These scripts are intended for the creation a training dataset to fine-tune an LLM nad make it resistant to prompt injection attacks, as described on WithSecure labs research blog: This was the output of research described in this WithSecure Labs article: https://labs.withsecure.com/publications/llama3-prompt-injection-hardening..
For further details see this TogetherAi API documentation.
For examination of the model created from this experiment see this link to view the WithSecure Huggingface profile.
For an easy use, formatted for TogetherAi Llama3.1-8b:
Populate your emails.jsonl
file with email "text", related "instruction" and desired "output"
Populate your Breakouts.txt
file with the desired prompt-injection breakout text, placement of the malicious prompt should be marked by [XXX].
Populate Prompts.txt
with your desired malicious prompts, making sure these can easily be examined for 'canary' values.
Execute Run.py
, to run the following scripts automatically.
The purposes of each provided python script are as follows:
Combine.py - combine each possible combination of breakout and prompt injection input
- Output.txt
is created containing -ALL- of these combinations.
Compile.py - randomly compile each prompt created from combine.py into an email payload.
- this script will randomly decide if an email is selected to have a payload added.
- the payload is added either, in the middle, at the end or at the end following two line breaks; for greater variety of injections.
- dataset.jsonl
is created.
Prep.py - renames the section labells and shuffles the order of your dataset.

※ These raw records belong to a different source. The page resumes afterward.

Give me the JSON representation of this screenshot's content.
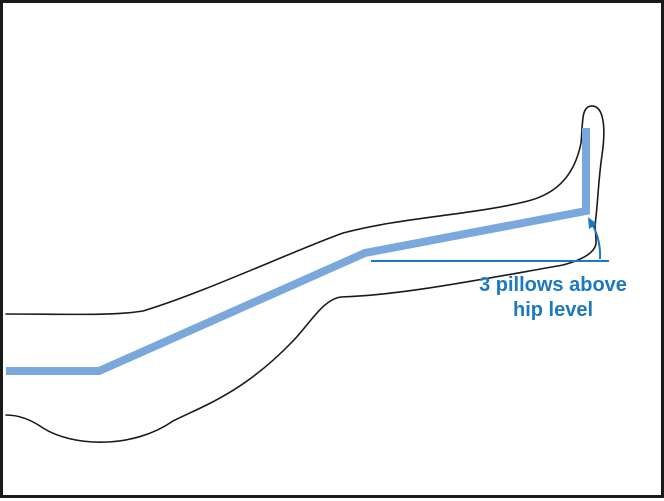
{
  "annotation": {
    "line1": "3 pillows above",
    "line2": "hip level"
  },
  "colors": {
    "outline": "#1a1a1a",
    "leg_axis": "#7aa7dc",
    "annotation": "#1c78c0"
  }
}
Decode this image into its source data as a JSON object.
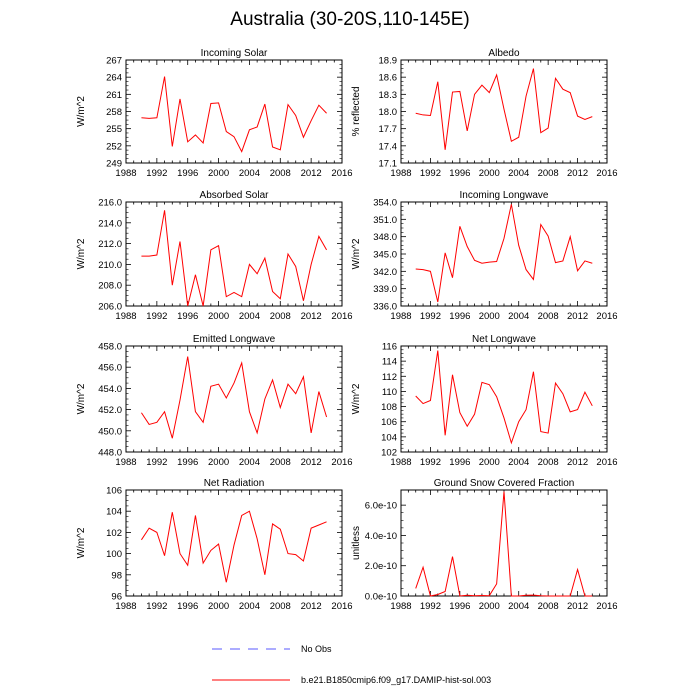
{
  "figure": {
    "title": "Australia (30-20S,110-145E)",
    "line_color": "#ff0000",
    "obs_color": "#5a5aff",
    "legend": {
      "obs_label": "No Obs",
      "model_label": "b.e21.B1850cmip6.f09_g17.DAMIP-hist-sol.003"
    }
  },
  "chart_data": [
    {
      "type": "line",
      "title": "Incoming Solar",
      "ylabel": "W/m^2",
      "xlim": [
        1988,
        2016
      ],
      "xticks": [
        1988,
        1992,
        1996,
        2000,
        2004,
        2008,
        2012,
        2016
      ],
      "ylim": [
        249,
        267
      ],
      "yticks": [
        249,
        252,
        255,
        258,
        261,
        264,
        267
      ],
      "ytick_labels": [
        "249",
        "252",
        "255",
        "258",
        "261",
        "264",
        "267"
      ],
      "x": [
        1990,
        1991,
        1992,
        1993,
        1994,
        1995,
        1996,
        1997,
        1998,
        1999,
        2000,
        2001,
        2002,
        2003,
        2004,
        2005,
        2006,
        2007,
        2008,
        2009,
        2010,
        2011,
        2012,
        2013,
        2014
      ],
      "y": [
        256.9,
        256.8,
        256.9,
        264.1,
        251.9,
        260.2,
        252.7,
        253.9,
        252.5,
        259.4,
        259.5,
        254.5,
        253.6,
        251.0,
        254.8,
        255.3,
        259.3,
        251.8,
        251.3,
        259.2,
        257.3,
        253.5,
        256.4,
        259.1,
        257.7
      ]
    },
    {
      "type": "line",
      "title": "Albedo",
      "ylabel": "% reflected",
      "xlim": [
        1988,
        2016
      ],
      "xticks": [
        1988,
        1992,
        1996,
        2000,
        2004,
        2008,
        2012,
        2016
      ],
      "ylim": [
        17.1,
        18.9
      ],
      "yticks": [
        17.1,
        17.4,
        17.7,
        18.0,
        18.3,
        18.6,
        18.9
      ],
      "ytick_labels": [
        "17.1",
        "17.4",
        "17.7",
        "18.0",
        "18.3",
        "18.6",
        "18.9"
      ],
      "x": [
        1990,
        1991,
        1992,
        1993,
        1994,
        1995,
        1996,
        1997,
        1998,
        1999,
        2000,
        2001,
        2002,
        2003,
        2004,
        2005,
        2006,
        2007,
        2008,
        2009,
        2010,
        2011,
        2012,
        2013,
        2014
      ],
      "y": [
        17.97,
        17.94,
        17.93,
        18.52,
        17.33,
        18.34,
        18.35,
        17.66,
        18.3,
        18.46,
        18.33,
        18.64,
        18.04,
        17.48,
        17.55,
        18.27,
        18.75,
        17.63,
        17.71,
        18.58,
        18.39,
        18.33,
        17.92,
        17.86,
        17.91
      ]
    },
    {
      "type": "line",
      "title": "Absorbed Solar",
      "ylabel": "W/m^2",
      "xlim": [
        1988,
        2016
      ],
      "xticks": [
        1988,
        1992,
        1996,
        2000,
        2004,
        2008,
        2012,
        2016
      ],
      "ylim": [
        206.0,
        216.0
      ],
      "yticks": [
        206,
        208,
        210,
        212,
        214,
        216
      ],
      "ytick_labels": [
        "206.0",
        "208.0",
        "210.0",
        "212.0",
        "214.0",
        "216.0"
      ],
      "x": [
        1990,
        1991,
        1992,
        1993,
        1994,
        1995,
        1996,
        1997,
        1998,
        1999,
        2000,
        2001,
        2002,
        2003,
        2004,
        2005,
        2006,
        2007,
        2008,
        2009,
        2010,
        2011,
        2012,
        2013,
        2014
      ],
      "y": [
        210.8,
        210.8,
        210.9,
        215.2,
        208.0,
        212.2,
        206.0,
        209.0,
        206.0,
        211.4,
        211.8,
        206.9,
        207.3,
        206.9,
        210.0,
        209.1,
        210.6,
        207.4,
        206.7,
        211.0,
        209.8,
        206.5,
        210.0,
        212.7,
        211.4
      ]
    },
    {
      "type": "line",
      "title": "Incoming Longwave",
      "ylabel": "W/m^2",
      "xlim": [
        1988,
        2016
      ],
      "xticks": [
        1988,
        1992,
        1996,
        2000,
        2004,
        2008,
        2012,
        2016
      ],
      "ylim": [
        336.0,
        354.0
      ],
      "yticks": [
        336,
        339,
        342,
        345,
        348,
        351,
        354
      ],
      "ytick_labels": [
        "336.0",
        "339.0",
        "342.0",
        "345.0",
        "348.0",
        "351.0",
        "354.0"
      ],
      "x": [
        1990,
        1991,
        1992,
        1993,
        1994,
        1995,
        1996,
        1997,
        1998,
        1999,
        2000,
        2001,
        2002,
        2003,
        2004,
        2005,
        2006,
        2007,
        2008,
        2009,
        2010,
        2011,
        2012,
        2013,
        2014
      ],
      "y": [
        342.4,
        342.3,
        342.0,
        336.7,
        345.2,
        340.9,
        349.8,
        346.3,
        343.9,
        343.4,
        343.6,
        343.7,
        347.7,
        353.6,
        346.5,
        342.3,
        340.6,
        350.1,
        348.1,
        343.5,
        343.8,
        348.0,
        342.1,
        343.8,
        343.4
      ]
    },
    {
      "type": "line",
      "title": "Emitted Longwave",
      "ylabel": "W/m^2",
      "xlim": [
        1988,
        2016
      ],
      "xticks": [
        1988,
        1992,
        1996,
        2000,
        2004,
        2008,
        2012,
        2016
      ],
      "ylim": [
        448.0,
        458.0
      ],
      "yticks": [
        448,
        450,
        452,
        454,
        456,
        458
      ],
      "ytick_labels": [
        "448.0",
        "450.0",
        "452.0",
        "454.0",
        "456.0",
        "458.0"
      ],
      "x": [
        1990,
        1991,
        1992,
        1993,
        1994,
        1995,
        1996,
        1997,
        1998,
        1999,
        2000,
        2001,
        2002,
        2003,
        2004,
        2005,
        2006,
        2007,
        2008,
        2009,
        2010,
        2011,
        2012,
        2013,
        2014
      ],
      "y": [
        451.7,
        450.6,
        450.8,
        451.8,
        449.3,
        452.9,
        457.0,
        451.8,
        450.8,
        454.2,
        454.4,
        453.1,
        454.5,
        456.4,
        451.8,
        449.8,
        453.0,
        454.8,
        452.2,
        454.4,
        453.5,
        455.1,
        449.8,
        453.7,
        451.3
      ]
    },
    {
      "type": "line",
      "title": "Net Longwave",
      "ylabel": "W/m^2",
      "xlim": [
        1988,
        2016
      ],
      "xticks": [
        1988,
        1992,
        1996,
        2000,
        2004,
        2008,
        2012,
        2016
      ],
      "ylim": [
        102,
        116
      ],
      "yticks": [
        102,
        104,
        106,
        108,
        110,
        112,
        114,
        116
      ],
      "ytick_labels": [
        "102",
        "104",
        "106",
        "108",
        "110",
        "112",
        "114",
        "116"
      ],
      "x": [
        1990,
        1991,
        1992,
        1993,
        1994,
        1995,
        1996,
        1997,
        1998,
        1999,
        2000,
        2001,
        2002,
        2003,
        2004,
        2005,
        2006,
        2007,
        2008,
        2009,
        2010,
        2011,
        2012,
        2013,
        2014
      ],
      "y": [
        109.4,
        108.4,
        108.8,
        115.4,
        104.2,
        112.2,
        107.2,
        105.4,
        107.0,
        111.2,
        110.9,
        109.3,
        106.5,
        103.2,
        106.0,
        107.6,
        112.6,
        104.7,
        104.5,
        111.1,
        109.7,
        107.3,
        107.6,
        109.9,
        108.1
      ]
    },
    {
      "type": "line",
      "title": "Net Radiation",
      "ylabel": "W/m^2",
      "xlim": [
        1988,
        2016
      ],
      "xticks": [
        1988,
        1992,
        1996,
        2000,
        2004,
        2008,
        2012,
        2016
      ],
      "ylim": [
        96,
        106
      ],
      "yticks": [
        96,
        98,
        100,
        102,
        104,
        106
      ],
      "ytick_labels": [
        "96",
        "98",
        "100",
        "102",
        "104",
        "106"
      ],
      "x": [
        1990,
        1991,
        1992,
        1993,
        1994,
        1995,
        1996,
        1997,
        1998,
        1999,
        2000,
        2001,
        2002,
        2003,
        2004,
        2005,
        2006,
        2007,
        2008,
        2009,
        2010,
        2011,
        2012,
        2013,
        2014
      ],
      "y": [
        101.3,
        102.4,
        102.0,
        99.8,
        103.9,
        100.0,
        98.9,
        103.6,
        99.1,
        100.3,
        100.9,
        97.3,
        100.8,
        103.6,
        104.0,
        101.4,
        98.0,
        102.8,
        102.3,
        100.0,
        99.9,
        99.3,
        102.4,
        102.7,
        103.0
      ]
    },
    {
      "type": "line",
      "title": "Ground Snow Covered Fraction",
      "ylabel": "unitless",
      "xlim": [
        1988,
        2016
      ],
      "xticks": [
        1988,
        1992,
        1996,
        2000,
        2004,
        2008,
        2012,
        2016
      ],
      "ylim": [
        0,
        7e-10
      ],
      "yticks": [
        0,
        2e-10,
        4e-10,
        6e-10
      ],
      "ytick_labels": [
        "0.0e-10",
        "2.0e-10",
        "4.0e-10",
        "6.0e-10"
      ],
      "x": [
        1990,
        1991,
        1992,
        1993,
        1994,
        1995,
        1996,
        1997,
        1998,
        1999,
        2000,
        2001,
        2002,
        2003,
        2004,
        2005,
        2006,
        2007,
        2008,
        2009,
        2010,
        2011,
        2012,
        2013,
        2014
      ],
      "y": [
        5e-11,
        1.9e-10,
        0,
        1e-11,
        3e-11,
        2.6e-10,
        0,
        5e-12,
        2e-12,
        3e-12,
        2e-12,
        8e-11,
        6.9e-10,
        0,
        0,
        5e-12,
        6e-12,
        2e-12,
        0,
        0,
        0,
        0,
        1.75e-10,
        0,
        0
      ]
    }
  ]
}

- adds data tags and the context question to the dataset.
- datasetReady.jsonl
is created.
Format.py - adds the system prompt and formats the dataset to suit the Llama3.1-8b formatting reqauired for fine-tuning with togetherAi
- FormattedFinal.jsonl
is created.
Calc.py - to calculate the dataset size, number of samples and details. - ensure the size of your dataset is appropriate before beginning training.
Validate.py - to ensure correct Together pip formatting (pass = good)
Ensure a portion of the training dataset created is removed from your file, this is necessary for testing purposes.
Your testing dataset should be saved under TESTselection.jsonl
.
Compare.py - to cycle through and compare outputs from your base and fine-tuned models.
- Ensure canary_words is upto date, warning: this variable may contain profanity.
- TestOutputs.jsonl
is created.
Examine.py - to examine the contents of output.jsonl
file via excel for data collection purposes.
Together PiP package is required.
LangDetect PiP package is required.
Never hard-code your API keys.
Always check foreign scripts before running them.